I submit that 'Australia Day' should be celebrated based on events in 1901 and an appropriate day chosen. Jan 26 1788 should be confined to the annuls of history as a day in which a gross injustice was committed on the original inhabitants of this land. 

Whichever way you want to read this. Lets be very clear on one thing. I love Australia....my adopted home. I am not anti Australian. I chose to live here. Telling me to 'love it or leave' is both insulting and hypocritical. Loving Australia doesn't mean I choose to ignore the injustices committed. Loving Australia means I get to enjoy the security and way of life here...but also choosing to acknowledge the first peoples. For this reason I will never celebrate Australia Day on Jan 26. Never have, never will. If they choose to change the date in the future, then absolutely I will engage. But my choice, for now, is not to disrespect the first peoples by celebrating a day which for them is hurtful and humiliating.
JOHN DIESENDORF
January 24, 2018, 12:22AM
I agree there is a problem with Australia Day ... several problems.

It is more legitimately an invasion day than Australia Day (as against New South Wales Day, January 26 not having claimed Australia as a colony - indeed why celebrate the founding of a colony rather than the nation we have built?). We certainly do need a day to celebrate Australia in a way that enhances national unity rather than divides.

What we need as nation is a Reconciliation Day, but true reconciliation must come first. We are not yet ready and it certainly will take some time. It will not come under a government that simply brushes aside the Statement from the Heart. One day we will get a Reconciliation Day on a new date that celebrates a meaningful reconciliation.
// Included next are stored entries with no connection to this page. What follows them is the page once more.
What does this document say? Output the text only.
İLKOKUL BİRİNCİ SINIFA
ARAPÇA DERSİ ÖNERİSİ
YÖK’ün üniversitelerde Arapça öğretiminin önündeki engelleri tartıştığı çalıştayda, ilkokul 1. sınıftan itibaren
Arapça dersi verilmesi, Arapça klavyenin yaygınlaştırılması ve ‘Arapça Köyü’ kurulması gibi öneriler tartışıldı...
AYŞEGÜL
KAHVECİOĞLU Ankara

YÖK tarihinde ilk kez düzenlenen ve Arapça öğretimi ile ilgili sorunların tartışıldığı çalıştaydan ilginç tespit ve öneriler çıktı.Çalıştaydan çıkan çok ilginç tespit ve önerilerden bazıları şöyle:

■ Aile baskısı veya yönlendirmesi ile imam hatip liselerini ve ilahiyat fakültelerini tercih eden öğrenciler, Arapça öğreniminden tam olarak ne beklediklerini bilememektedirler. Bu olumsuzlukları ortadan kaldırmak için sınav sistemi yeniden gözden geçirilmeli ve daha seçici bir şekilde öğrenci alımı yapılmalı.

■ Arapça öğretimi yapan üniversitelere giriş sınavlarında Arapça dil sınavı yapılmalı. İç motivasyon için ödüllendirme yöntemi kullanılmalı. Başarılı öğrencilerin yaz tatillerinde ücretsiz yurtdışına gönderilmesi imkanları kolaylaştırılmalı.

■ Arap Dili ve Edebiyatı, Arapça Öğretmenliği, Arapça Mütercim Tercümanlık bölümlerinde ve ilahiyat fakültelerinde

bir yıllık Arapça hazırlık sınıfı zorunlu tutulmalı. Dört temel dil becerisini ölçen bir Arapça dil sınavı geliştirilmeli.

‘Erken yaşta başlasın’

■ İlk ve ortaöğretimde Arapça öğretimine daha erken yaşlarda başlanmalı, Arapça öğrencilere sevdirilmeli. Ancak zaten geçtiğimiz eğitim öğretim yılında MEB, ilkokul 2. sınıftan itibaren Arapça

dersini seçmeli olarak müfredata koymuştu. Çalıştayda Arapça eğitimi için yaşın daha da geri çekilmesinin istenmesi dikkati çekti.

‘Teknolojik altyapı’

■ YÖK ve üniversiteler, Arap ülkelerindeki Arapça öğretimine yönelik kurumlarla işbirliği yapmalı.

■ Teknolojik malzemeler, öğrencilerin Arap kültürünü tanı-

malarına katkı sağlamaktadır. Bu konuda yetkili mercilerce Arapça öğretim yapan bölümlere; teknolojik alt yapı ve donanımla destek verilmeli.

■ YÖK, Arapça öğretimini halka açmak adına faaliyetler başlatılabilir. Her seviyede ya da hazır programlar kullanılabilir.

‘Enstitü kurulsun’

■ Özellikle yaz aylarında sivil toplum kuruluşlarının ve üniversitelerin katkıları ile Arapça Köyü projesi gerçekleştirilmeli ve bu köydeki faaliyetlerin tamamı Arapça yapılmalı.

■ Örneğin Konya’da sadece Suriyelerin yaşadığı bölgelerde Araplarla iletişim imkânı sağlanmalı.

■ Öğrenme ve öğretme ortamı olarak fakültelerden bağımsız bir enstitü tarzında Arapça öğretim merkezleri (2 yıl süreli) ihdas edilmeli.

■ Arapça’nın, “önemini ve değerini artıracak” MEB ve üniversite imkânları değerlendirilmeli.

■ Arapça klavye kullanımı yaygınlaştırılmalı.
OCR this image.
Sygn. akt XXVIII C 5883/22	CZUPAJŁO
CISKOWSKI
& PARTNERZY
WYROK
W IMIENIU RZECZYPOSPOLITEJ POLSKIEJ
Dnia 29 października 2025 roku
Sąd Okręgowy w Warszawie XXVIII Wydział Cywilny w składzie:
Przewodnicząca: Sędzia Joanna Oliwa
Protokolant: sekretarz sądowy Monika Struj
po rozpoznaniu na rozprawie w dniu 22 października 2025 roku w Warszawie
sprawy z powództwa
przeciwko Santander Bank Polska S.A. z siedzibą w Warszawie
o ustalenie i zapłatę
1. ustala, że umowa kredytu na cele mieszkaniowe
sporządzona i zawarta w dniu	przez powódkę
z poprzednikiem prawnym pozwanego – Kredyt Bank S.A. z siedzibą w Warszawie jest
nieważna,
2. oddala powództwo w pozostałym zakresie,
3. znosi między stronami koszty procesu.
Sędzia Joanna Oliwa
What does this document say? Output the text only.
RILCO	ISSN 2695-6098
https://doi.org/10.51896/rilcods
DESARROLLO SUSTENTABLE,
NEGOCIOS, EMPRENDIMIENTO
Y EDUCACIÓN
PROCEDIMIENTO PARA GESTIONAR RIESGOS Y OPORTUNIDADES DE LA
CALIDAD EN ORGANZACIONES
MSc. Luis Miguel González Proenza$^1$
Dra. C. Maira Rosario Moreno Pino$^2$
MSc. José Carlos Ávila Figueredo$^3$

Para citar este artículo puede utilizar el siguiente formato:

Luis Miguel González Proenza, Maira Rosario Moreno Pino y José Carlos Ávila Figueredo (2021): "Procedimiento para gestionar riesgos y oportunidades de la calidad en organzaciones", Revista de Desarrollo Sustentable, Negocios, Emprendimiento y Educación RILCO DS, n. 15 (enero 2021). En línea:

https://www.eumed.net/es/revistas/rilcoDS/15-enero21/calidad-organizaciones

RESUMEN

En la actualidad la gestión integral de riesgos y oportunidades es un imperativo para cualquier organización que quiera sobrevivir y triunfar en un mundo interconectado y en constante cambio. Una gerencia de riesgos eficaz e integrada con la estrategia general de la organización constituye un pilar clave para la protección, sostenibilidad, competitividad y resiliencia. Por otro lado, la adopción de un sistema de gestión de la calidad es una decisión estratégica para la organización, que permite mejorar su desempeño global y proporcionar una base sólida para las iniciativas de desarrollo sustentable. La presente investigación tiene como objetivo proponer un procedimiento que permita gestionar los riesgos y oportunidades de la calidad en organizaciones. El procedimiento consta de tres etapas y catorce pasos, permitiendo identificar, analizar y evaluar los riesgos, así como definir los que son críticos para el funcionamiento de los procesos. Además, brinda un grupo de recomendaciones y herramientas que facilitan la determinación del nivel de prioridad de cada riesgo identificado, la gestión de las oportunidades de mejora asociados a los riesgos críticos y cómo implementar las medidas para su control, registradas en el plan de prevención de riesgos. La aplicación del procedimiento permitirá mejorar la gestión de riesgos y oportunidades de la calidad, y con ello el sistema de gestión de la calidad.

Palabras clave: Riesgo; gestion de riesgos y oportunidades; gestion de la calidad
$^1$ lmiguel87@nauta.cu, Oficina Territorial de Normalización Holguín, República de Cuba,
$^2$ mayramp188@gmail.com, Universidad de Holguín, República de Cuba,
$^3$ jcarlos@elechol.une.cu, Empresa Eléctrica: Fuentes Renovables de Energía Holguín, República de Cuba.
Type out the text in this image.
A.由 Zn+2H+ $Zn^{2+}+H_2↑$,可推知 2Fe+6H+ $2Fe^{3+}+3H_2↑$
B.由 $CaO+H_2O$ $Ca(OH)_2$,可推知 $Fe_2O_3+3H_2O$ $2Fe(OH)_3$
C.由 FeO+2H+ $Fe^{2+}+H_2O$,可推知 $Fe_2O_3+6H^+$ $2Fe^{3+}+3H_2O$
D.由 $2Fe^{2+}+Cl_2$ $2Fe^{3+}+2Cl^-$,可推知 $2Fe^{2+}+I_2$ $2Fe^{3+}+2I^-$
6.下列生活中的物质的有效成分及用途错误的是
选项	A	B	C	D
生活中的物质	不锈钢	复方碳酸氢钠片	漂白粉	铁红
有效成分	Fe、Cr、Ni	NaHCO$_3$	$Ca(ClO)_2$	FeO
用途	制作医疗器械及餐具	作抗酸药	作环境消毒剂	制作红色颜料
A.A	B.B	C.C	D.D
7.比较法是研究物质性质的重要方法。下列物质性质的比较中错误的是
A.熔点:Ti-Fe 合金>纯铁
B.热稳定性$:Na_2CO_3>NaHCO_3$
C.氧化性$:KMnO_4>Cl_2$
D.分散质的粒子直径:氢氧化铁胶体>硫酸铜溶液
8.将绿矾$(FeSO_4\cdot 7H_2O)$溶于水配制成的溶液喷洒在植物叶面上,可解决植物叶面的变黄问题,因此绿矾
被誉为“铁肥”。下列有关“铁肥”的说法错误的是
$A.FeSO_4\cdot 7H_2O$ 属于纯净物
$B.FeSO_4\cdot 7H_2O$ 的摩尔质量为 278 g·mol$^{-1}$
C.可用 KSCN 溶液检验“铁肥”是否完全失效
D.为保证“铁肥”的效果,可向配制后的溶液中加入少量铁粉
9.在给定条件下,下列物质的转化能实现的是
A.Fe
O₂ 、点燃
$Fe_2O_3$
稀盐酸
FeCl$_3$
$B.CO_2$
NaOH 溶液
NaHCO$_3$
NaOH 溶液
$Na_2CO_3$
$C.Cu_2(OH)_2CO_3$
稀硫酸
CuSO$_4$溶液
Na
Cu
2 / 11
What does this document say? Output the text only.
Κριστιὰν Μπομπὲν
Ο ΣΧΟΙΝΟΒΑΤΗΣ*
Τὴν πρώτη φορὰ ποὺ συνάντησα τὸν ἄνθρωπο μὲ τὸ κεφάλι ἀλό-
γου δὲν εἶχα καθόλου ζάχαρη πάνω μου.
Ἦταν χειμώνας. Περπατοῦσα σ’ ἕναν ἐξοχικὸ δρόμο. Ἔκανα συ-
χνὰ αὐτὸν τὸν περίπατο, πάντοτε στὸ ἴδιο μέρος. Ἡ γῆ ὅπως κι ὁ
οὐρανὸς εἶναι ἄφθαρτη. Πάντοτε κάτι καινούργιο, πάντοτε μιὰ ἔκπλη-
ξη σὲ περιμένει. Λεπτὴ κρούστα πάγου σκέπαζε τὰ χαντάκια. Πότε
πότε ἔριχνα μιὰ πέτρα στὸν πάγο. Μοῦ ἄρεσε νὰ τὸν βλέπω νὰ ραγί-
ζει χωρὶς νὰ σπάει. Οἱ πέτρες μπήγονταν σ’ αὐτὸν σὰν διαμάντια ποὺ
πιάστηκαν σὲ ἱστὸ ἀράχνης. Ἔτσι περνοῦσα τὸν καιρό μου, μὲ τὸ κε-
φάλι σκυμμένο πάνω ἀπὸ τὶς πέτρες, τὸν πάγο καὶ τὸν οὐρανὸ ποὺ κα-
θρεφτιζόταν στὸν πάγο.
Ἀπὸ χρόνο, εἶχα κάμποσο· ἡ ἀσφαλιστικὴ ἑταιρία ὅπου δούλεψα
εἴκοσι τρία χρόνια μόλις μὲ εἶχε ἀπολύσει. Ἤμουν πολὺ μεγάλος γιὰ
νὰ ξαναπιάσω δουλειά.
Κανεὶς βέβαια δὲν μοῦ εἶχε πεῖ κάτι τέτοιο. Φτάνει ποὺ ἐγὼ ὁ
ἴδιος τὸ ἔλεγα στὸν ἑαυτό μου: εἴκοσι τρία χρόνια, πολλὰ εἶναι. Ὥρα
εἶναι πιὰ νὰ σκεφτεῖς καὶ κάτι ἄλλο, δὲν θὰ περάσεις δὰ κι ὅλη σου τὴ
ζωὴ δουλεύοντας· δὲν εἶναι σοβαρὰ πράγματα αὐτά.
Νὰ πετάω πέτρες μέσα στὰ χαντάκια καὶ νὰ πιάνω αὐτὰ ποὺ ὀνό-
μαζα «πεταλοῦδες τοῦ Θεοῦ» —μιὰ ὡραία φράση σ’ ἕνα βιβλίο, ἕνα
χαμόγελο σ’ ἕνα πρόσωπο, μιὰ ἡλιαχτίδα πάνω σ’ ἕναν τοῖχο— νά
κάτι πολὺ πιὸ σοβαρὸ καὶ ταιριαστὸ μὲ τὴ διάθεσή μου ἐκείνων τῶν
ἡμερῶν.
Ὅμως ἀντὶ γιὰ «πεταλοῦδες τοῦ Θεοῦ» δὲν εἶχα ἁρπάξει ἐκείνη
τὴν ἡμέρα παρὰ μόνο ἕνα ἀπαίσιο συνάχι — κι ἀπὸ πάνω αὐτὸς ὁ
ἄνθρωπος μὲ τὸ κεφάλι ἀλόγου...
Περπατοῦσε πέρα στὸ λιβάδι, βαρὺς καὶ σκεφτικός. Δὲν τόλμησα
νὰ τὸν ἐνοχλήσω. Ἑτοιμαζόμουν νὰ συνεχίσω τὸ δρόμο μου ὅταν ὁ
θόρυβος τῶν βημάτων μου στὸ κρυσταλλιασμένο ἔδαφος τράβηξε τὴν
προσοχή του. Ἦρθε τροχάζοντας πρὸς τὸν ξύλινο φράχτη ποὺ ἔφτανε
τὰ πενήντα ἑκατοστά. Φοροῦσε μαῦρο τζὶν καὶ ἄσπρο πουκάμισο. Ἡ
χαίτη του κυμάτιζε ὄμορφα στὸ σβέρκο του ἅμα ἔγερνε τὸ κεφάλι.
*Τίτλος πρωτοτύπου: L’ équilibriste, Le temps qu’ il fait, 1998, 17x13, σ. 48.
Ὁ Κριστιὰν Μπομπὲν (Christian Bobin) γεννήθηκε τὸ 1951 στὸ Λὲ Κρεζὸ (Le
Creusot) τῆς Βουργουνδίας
For the present we can and should replace Australia Day with a Multicultural Australia Day to celebrate what we have become. Multicultural Australia Day can celebrate the first peoples, the English colonisers, the Irish famine refugees, Chinese gold seekers, and all the more recent waves of immigration including European, Indochinese, South American, mIddle Eastern refugees, Asian and African ... everyone, and be a truly uniting day for naturalisations.

But we must continue to strive for reconciliation. When we reach it we could replace the bank holiday/labour day with a truly meaningful Reconciliation Day.